I was born and raised in New York City and although it was a melting pot of varied religions and ethnicities, there was a dominant culture—Caucasian. My modest immigrant parents were enthralled by what New York had to offer-great architecture, symphonies, films, art, opera and theatre. Dad was as enraptured and hummed along just as easily with “The King and I” and “South Pacific” as with “Oklahoma” or “Carousel” or “Carmen” or “Madama Butterfly”. We went as a family to see films from Hong Kong, Japan, Italy, France or Sweden by King Hu, Kurosawa, Fellini, Truffaut or Bergman, where language was no barrier to other worlds. I’m ever grateful to my parents for exposing us to their love of the arts.

Lest I sound like a “cock-eyed optimist”, let me state I know the world is filled more often with division and derision. People don’t generally accept differences readily. Sometimes it is blatant racism. I often see it otherwise—as fear. When I feel uncomfortable in a situation, I ask myself two questions—do I feel unloved or do I feel unsafe? One of these questions will lead to a specific and isolated concept or experience that I can concretize and kick to the curb. When I see upset in others, I ask myself the same questions of them and when I am able to guess effectively as to what may be bothering them and speak from that place, the tension dissipates.

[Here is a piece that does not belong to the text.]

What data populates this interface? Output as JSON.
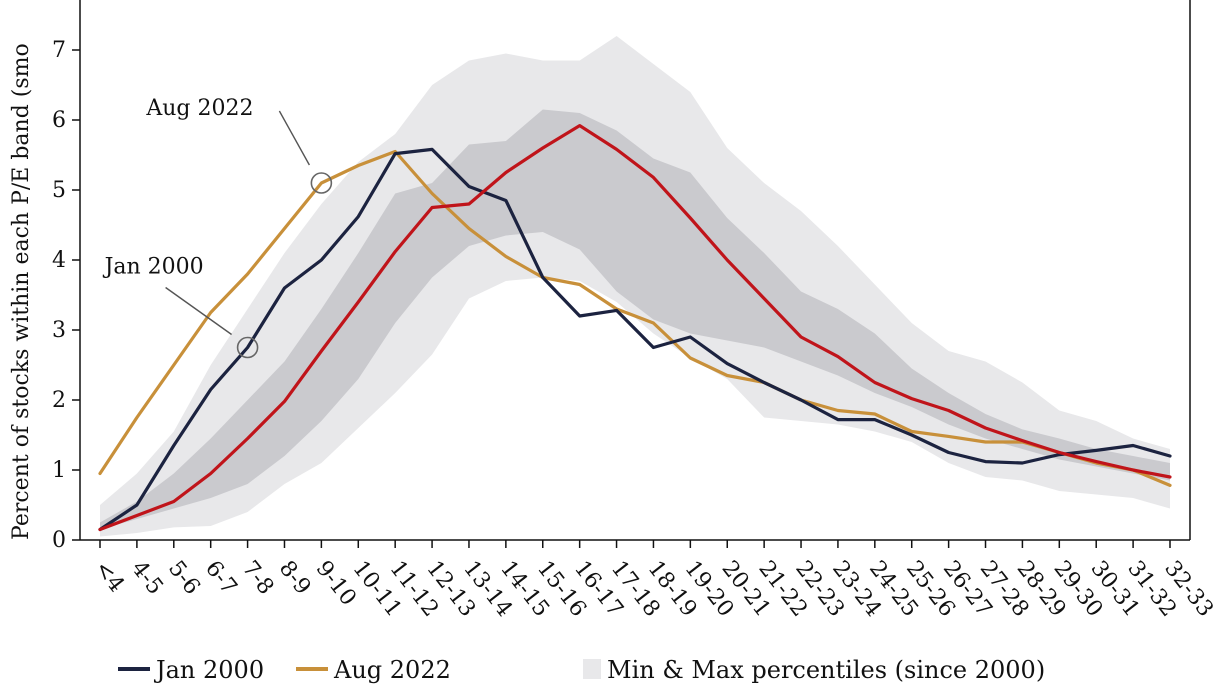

East West Players is an Asian American theatre company started by seven Asian American actors looking for a place where they could do creative work that related to them at a time, in the 60s, when there was none. Spearheaded by Mako and James Hong, two prominent Asian American actors, East West Players has evolved into the oldest Asian American Theatre in the country, now in its 46th season. This is a theatre that has held steadfast to its commitment to be a place where Asian American actors, directors, writers and designers can continue to exercise their imagination.

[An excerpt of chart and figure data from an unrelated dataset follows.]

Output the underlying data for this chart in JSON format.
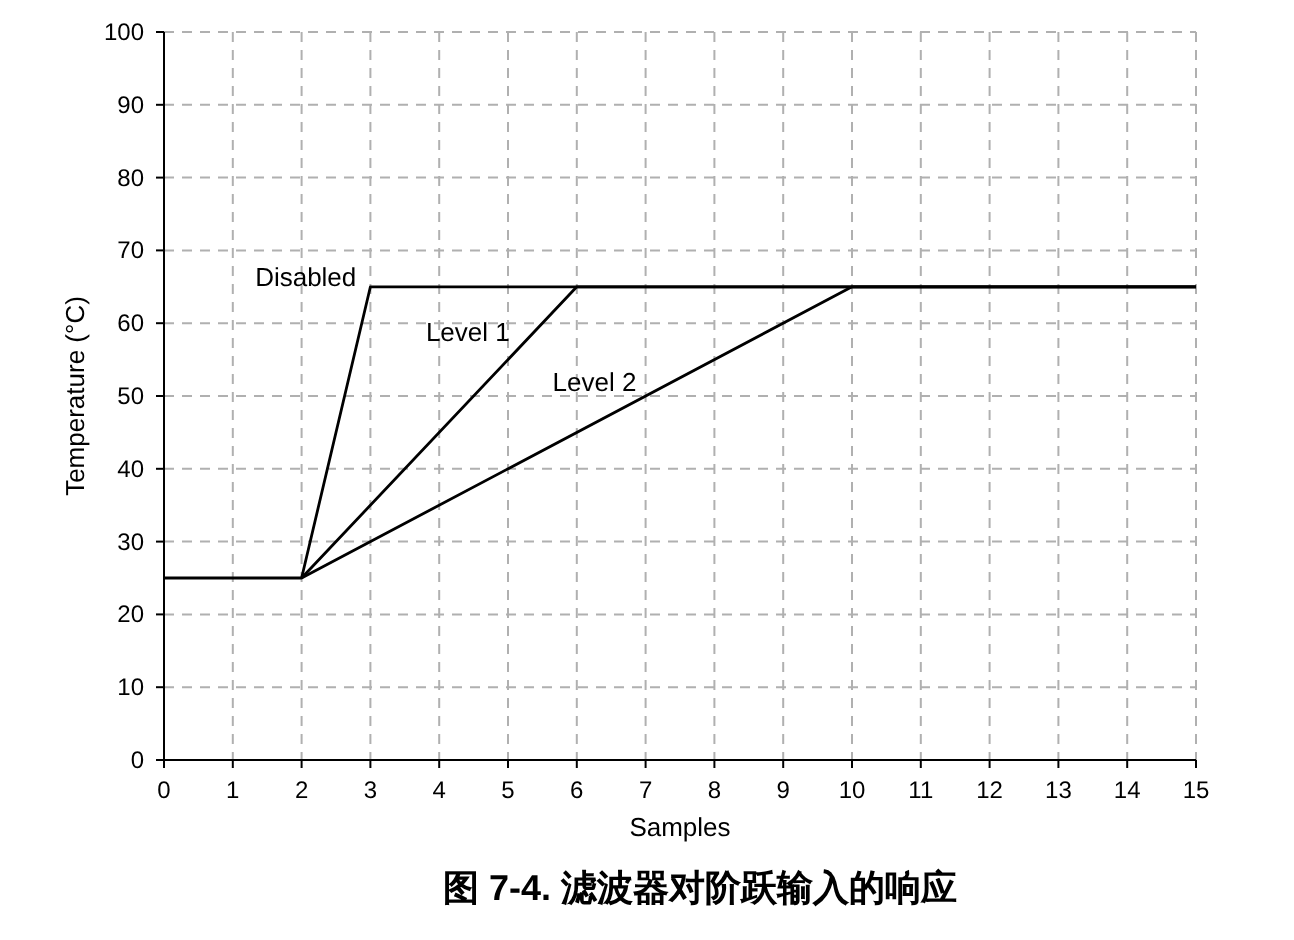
{
  "chart_data": {
    "type": "line",
    "title": "图 7-4. 滤波器对阶跃输入的响应",
    "xlabel": "Samples",
    "ylabel": "Temperature (°C)",
    "xlim": [
      0,
      15
    ],
    "xticks": [
      0,
      1,
      2,
      3,
      4,
      5,
      6,
      7,
      8,
      9,
      10,
      11,
      12,
      13,
      14,
      15
    ],
    "ylim": [
      0,
      100
    ],
    "yticks": [
      0,
      10,
      20,
      30,
      40,
      50,
      60,
      70,
      80,
      90,
      100
    ],
    "grid": true,
    "marker": "none",
    "line_style": "solid",
    "series": [
      {
        "name": "Disabled",
        "color": "#000000",
        "x": [
          0,
          2,
          3,
          15
        ],
        "values": [
          25,
          25,
          65,
          65
        ]
      },
      {
        "name": "Level 1",
        "color": "#000000",
        "x": [
          2,
          6,
          15
        ],
        "values": [
          25,
          65,
          65
        ]
      },
      {
        "name": "Level 2",
        "color": "#000000",
        "x": [
          2,
          10,
          15
        ],
        "values": [
          25,
          65,
          65
        ]
      }
    ]
  }
}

The entertainment industry is cost accountably-driven. Succeed or die. There are biases and generalities minorities continue to live with. If we behave a certain way, some may jump to the conclusion that we’re “all that way”. Or somehow our behavior is relegated to race, rather than individuality. Take any of them upon ourselves and we restrict our creative freedom. Through 46 4-play seasons, East West Players has shown a remarkable array of permutations in personalities, proving that we’re not all alike.

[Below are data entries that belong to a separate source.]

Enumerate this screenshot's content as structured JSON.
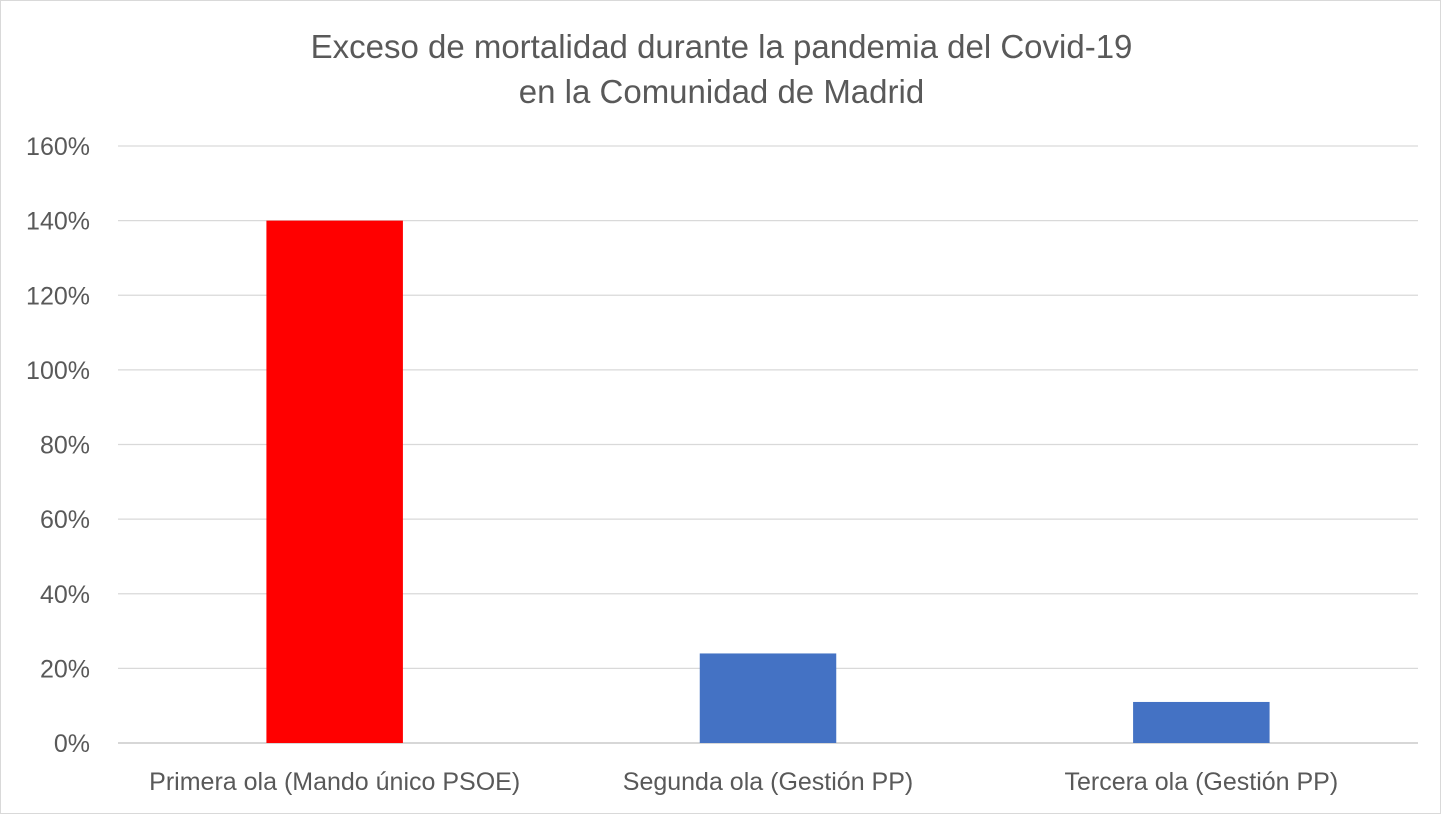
{
  "chart_data": {
    "type": "bar",
    "title_lines": [
      "Exceso de mortalidad durante la pandemia del Covid-19",
      "en la Comunidad de Madrid"
    ],
    "categories": [
      "Primera ola (Mando único PSOE)",
      "Segunda ola (Gestión PP)",
      "Tercera ola (Gestión PP)"
    ],
    "values": [
      140,
      24,
      11
    ],
    "bar_colors": [
      "#ff0000",
      "#4472c4",
      "#4472c4"
    ],
    "value_unit": "%",
    "ylim": [
      0,
      160
    ],
    "y_ticks": [
      0,
      20,
      40,
      60,
      80,
      100,
      120,
      140,
      160
    ],
    "y_tick_labels": [
      "0%",
      "20%",
      "40%",
      "60%",
      "80%",
      "100%",
      "120%",
      "140%",
      "160%"
    ],
    "xlabel": "",
    "ylabel": "",
    "grid": true,
    "legend": "none"
  }
}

I worked at East West Players when I first arrived in Los Angeles in Ed Sakamoto’s “In The Shadows”, then starred as Madam Mao Tse Tung in “The Chairman’s Wife”, had my own play, “Songs of Harmony” produced (which won me a pilot deal with Castle Rock Entertainment at the same time Jerry Seinfeld was there developing “Seinfeld”), then played Auntie Lindo in “The Joy Luck Club” and now have the honor of being cast to play Madam Armfeldt in “A Little Night Music”, directed by Tim Dang, East West Players’ Artistic Director.

Tim’s vision is to set in China, the original Swedish film “Smiles of a Summer Night” directed by Ingmar Bergman, then written by Hugh Wheeler and Stephen Sondheim” into “A Little Night Music”. I am privileged to work in the company of such talented and capable actors, singers and designers under Tim Dang’s direction. The score happens to be one of my favorite musicals ever. And while the story has been set in China, it proves, visually, musically and conceptually, that hearts and heartbreak transcend all cultures and all time periods.

On a personal note, working on this show has reemerged in me my love of singing. I grew up going to theatre and watch as many shows as I can when I’m back in New York every couple of months. Once I began working in Los Angeles, now predominantly doing voiceovers, I only sang for my own enjoyment. There are a lot more Asian American in the acting pool than when I first started.  And with each actor comes a unique set of genetics, talent and focus, adding to the richness and complexity of the acting fabric. East West Players started as and continues to be a breeding ground of ideas and a creative home for Asian American actors to play and develop.

Society. Over a billion people in the world crammed into that word. No wonder it’s slow to change. East West Players stands among many organizations devoted to change. It is a place of art to inform and enlighten.